I was mystified later to see the same person as Permanent Secretary in mid - 1990s. Thirdly, there is the case of one of the recently retired Permanent Secretaries who was made to boss some officers who had graduated before he even entered the University. This same person had the nerve to shout obscenities at officers or bang phones on them who, under a normal system, should be his superiors. This is the damage done to the civil service by some of these transfers. When some people say that civil servants are not loyal, which loyalty.? Loyalty to perpetrators of malfeasance or loyalty to an unfair system, which will catapult juniors over their superiors?
The Attorney General of the United States recently shocked fellow Americans by describing them as cowards because of their reticence to debate contentious or touchy issues. I am not an American but a Nigerian with a surfeit of courage to speak my mind. Let us look at the situation of the Permanent Secretaries who were forced to retire after commenting on Mr. Oransaye and the out-going Directors. I sympathise with the Permanent secretaries for being victims of a retroactive circular and the sympathy stops there. How many of them actually began their career at the Federal Level? Most of them transferred from the States where they came to boss officers who should be their superiors, including some of the out-going Directors. Simply put, they exploited or were assisted to circumvent the system. Therefore, it is my considered view that Mr. Oronsaye and some of those permanent Secretaries were beneficiaries of a capricious system. As things stand today, the civil service has lost its luster.
The civil service as it is now, is like an accidented car, which requires mechanics and panel beaters to repair and make it road worthy again.
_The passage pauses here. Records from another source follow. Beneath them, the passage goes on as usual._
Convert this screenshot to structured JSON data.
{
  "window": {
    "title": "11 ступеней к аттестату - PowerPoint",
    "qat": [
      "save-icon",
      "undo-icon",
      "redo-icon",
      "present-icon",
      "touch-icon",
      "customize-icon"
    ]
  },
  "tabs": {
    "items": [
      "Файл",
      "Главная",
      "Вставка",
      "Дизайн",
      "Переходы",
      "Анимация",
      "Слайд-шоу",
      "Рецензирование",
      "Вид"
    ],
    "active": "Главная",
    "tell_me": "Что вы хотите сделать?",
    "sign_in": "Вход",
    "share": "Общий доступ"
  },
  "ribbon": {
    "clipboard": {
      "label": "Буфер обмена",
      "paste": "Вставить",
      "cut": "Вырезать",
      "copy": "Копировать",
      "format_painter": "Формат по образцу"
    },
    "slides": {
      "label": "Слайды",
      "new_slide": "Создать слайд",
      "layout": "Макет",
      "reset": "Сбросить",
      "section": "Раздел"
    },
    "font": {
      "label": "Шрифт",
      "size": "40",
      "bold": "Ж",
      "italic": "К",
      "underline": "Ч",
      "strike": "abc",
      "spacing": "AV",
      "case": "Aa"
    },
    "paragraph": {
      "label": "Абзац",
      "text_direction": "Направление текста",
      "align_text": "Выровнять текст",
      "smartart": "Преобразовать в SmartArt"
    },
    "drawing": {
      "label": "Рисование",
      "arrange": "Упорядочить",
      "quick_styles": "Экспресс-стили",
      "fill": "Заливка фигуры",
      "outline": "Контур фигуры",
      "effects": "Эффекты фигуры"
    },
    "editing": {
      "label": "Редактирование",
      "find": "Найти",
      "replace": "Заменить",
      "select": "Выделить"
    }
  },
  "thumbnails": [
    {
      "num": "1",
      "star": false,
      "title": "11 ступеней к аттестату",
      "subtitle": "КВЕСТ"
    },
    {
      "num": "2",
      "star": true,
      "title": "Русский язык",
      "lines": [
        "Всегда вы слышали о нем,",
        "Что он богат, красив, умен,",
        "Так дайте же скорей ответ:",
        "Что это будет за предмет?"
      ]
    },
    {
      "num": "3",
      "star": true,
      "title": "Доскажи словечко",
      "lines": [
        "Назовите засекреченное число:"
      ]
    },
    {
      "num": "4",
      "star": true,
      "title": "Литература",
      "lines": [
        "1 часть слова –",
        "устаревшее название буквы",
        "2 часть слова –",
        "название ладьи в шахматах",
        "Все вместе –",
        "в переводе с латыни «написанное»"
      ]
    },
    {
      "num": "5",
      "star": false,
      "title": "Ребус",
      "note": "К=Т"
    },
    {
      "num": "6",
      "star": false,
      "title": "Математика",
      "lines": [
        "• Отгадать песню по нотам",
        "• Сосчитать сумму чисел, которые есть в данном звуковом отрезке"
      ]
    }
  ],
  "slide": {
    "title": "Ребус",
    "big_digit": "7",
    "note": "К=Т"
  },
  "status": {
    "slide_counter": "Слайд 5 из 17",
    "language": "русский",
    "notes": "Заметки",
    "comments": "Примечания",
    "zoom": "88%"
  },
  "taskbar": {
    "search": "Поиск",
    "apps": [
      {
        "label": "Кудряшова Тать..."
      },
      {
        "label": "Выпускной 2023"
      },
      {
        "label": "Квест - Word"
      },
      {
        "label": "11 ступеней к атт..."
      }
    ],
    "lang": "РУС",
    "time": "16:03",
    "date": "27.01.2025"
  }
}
The only people who can do the job are retired hard-nosed technocrats like Chief Allison Ayida, Chief Philps Asiodu, Chief Gray Lange, Ambassador Baba Gana Kingibe, ambassador I. C. Olisemeka, Ambassador Gaji Galtimari, Alhaji Adamu M. Fika, Alhaji Saidu Barda, Alhaji shuiabu Kazaure etc. The Federal Civil Service Commission can organize a retreat at the serene Obudu Ranch to brainstorm on how to get the civil service out of the quagmire it is currently mired in.
For Nigeria to make any appreciable progress, the core values of the civil service as known in the 1960s and early 1970s must be restored; and it is totally insulated from partisanship. As a parting shot, the Civil Service should be a place for unalloyed and dedicated and honest service for the progress of Nigeria and not a place for bargain hunters.